Incumbent District 4 Ald. Michael Verveer and challenger Maxwell Laubenstein debated their policy proposals at a candidate forum hosted by University of Wisconsin-Madison student groups Thursday.
The debate, organized by the Associated Students of Madison, BadgersVote and the Campus Area Neighborhood Association, centered around the candidates’ plans to assist UW-Madison students and address Madison’s affordable housing crisis.
The Common Council’s District 4 covers much of the downtown area, including Capitol Square and parts of upper State Street. Verveer has served as District 4 Alder since 1995 and has run unopposed since 1999.
“I believe that I have a proven track record of being able to get things done,” Verveer said. “I absolutely have unfinished business that I wish to work on.”
Laubenstein, a student activist and UW-Madison senior studying biological systems engineering, said he was driven to take action after witnessing the hardships community members faced during the COVID-19 pandemic.
“Once I started to see that I didn’t have to wait half my life to have an impact, to uplift those around me, I couldn’t stop,” Laubenstein said. “I really want to use the connections I’ve built in this community to help raise those voices and help make those changes apparent.”
Verveer said his work representing students’ needs began when he was in student government, where he proposed the student bus pass program he passed when he entered city government.
“I worked on a student bus pass program when I was in student government,” Verveer said. “One of the first pieces of legislation [during] my first term in office that we successfully had adopted was the city agreeing to a student bus pass program.”
Verveer said his continuous dedication to UW students is reflected in the policies he passed, including a stricter smoke alarm ordinance after a house fire killed a college student in 2007, the introduction of 18+ entertainment licenses allowing students under 21 to attend live entertainment in buildings selling alcohol and a requirement that landlords put locks on the exterior doors of apartments.
“I have worked on behalf of students for much of my life at this point,” Verveer said. “My passion for assisting students is never ending. It will continue, and it’s something that I care deeply about.”
Laubenstein detailed his work as a student organizer and activist, through which he helped expand the university’s mental health and sexual violence response programs
“We were able to expand mental health resources … to allow for the hiring of new mental health professionals,” Laubenstein said. “We were able to expand the resources allotted for the sexual violence response program within UHS [University Health Services] in order to directly respond to the currently overwhelmed system.”
Laubenstein plans to work with groups such as the BIPOC Coalition and Promoting Awareness, Victim Empowerment (PAVE) to provide resources to survivors and help prevent sexual violence, he said.
“The next step is also changing the culture and environment that promotes violence,” Laubenstein noted.

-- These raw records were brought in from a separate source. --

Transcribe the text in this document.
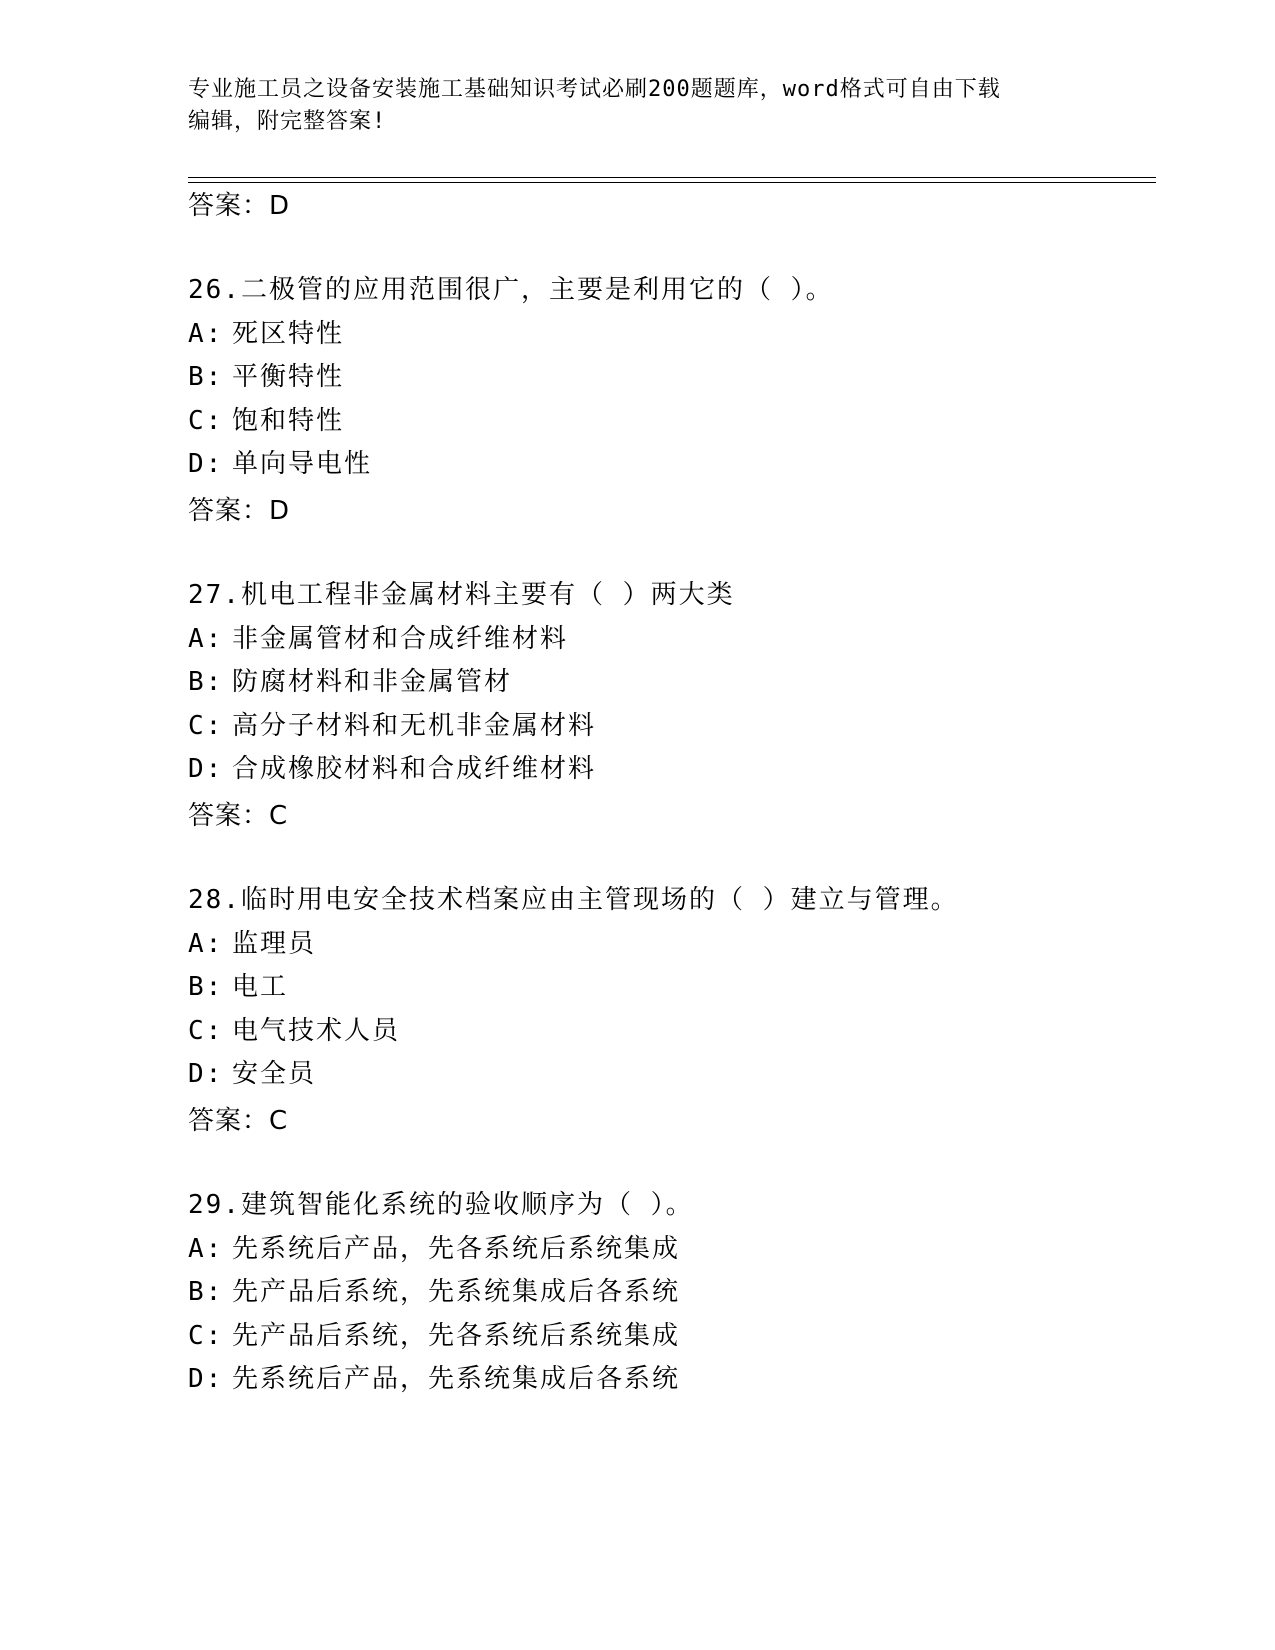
专业施工员之设备安装施工基础知识考试必刷200题题库，word格式可自由下载
编辑，附完整答案!
答案：D
26.二极管的应用范围很广，主要是利用它的（ ）。
A: 死区特性
B: 平衡特性
C: 饱和特性
D: 单向导电性
答案：D
27.机电工程非金属材料主要有（ ）两大类
A: 非金属管材和合成纤维材料
B: 防腐材料和非金属管材
C: 高分子材料和无机非金属材料
D: 合成橡胶材料和合成纤维材料
答案：C
28.临时用电安全技术档案应由主管现场的（ ）建立与管理。
A: 监理员
B: 电工
C: 电气技术人员
D: 安全员
答案：C
29.建筑智能化系统的验收顺序为（ ）。
A: 先系统后产品，先各系统后系统集成
B: 先产品后系统，先系统集成后各系统
C: 先产品后系统，先各系统后系统集成
D: 先系统后产品，先系统集成后各系统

The candidates also discussed their plans to build more affordable housing in the downtown area.
Verveer said state law restricts what the city is able to do to build affordable housing in new developments, especially after the Wisconsin Court of Appeals struck down an inclusionary zoning ordinance that required new developments to include affordable housing. However, he said the city should use a “carrot approach” such as density bonuses to incentivize private developers to build more affordable units.
“I’m one of the sponsors of an ordinance that … will hopefully increase the amount of lower cost housing in the downtown through density bonuses by amending our zoning code in a way where it’s permissible under state law [and] asking developers to consider increasing the number of units within their developments,” Verveer said.
The ordinance, introduced to the Common Council last Tuesday, would change the zoning code to allow developers to build additional stories on existing downtown properties if the developers agree to allocate at least half of the new space to affordable housing units.
“Each and every conversation I have with developers proposing housing in downtown begins with the question of affordability, and it doesn’t end there,” Verveer said.
Laubenstein criticized the Common Council’s current approach to housing development. He said the city focuses too heavily on building larger quantities of units without ensuring the housing being built is affordable to students and low-income renters.
“We are seeing the label of affordable housing being used on units that cost upwards of [$]800 to $900, which is well beyond what is affordable by many students and low-income residents,” Laubenstein said. “The average rent in Madison is $1,500, which is completely inaccessible to the majority of the population, especially in the downtown in District 4.”
Laubenstein proposed changing the focus of the city to reducing the cost of rent per square foot and expanding Tax Increment Financing (TIF) programs to subsidize affordable housing developments.
“We could elect a city council that’s willing to support and proceed [with] development plans that don’t just expand housing [but] expand housing in a way that’s responsible and affordable to communities that live here,” Laubenstein said.
The Common Council elections will be held April 4.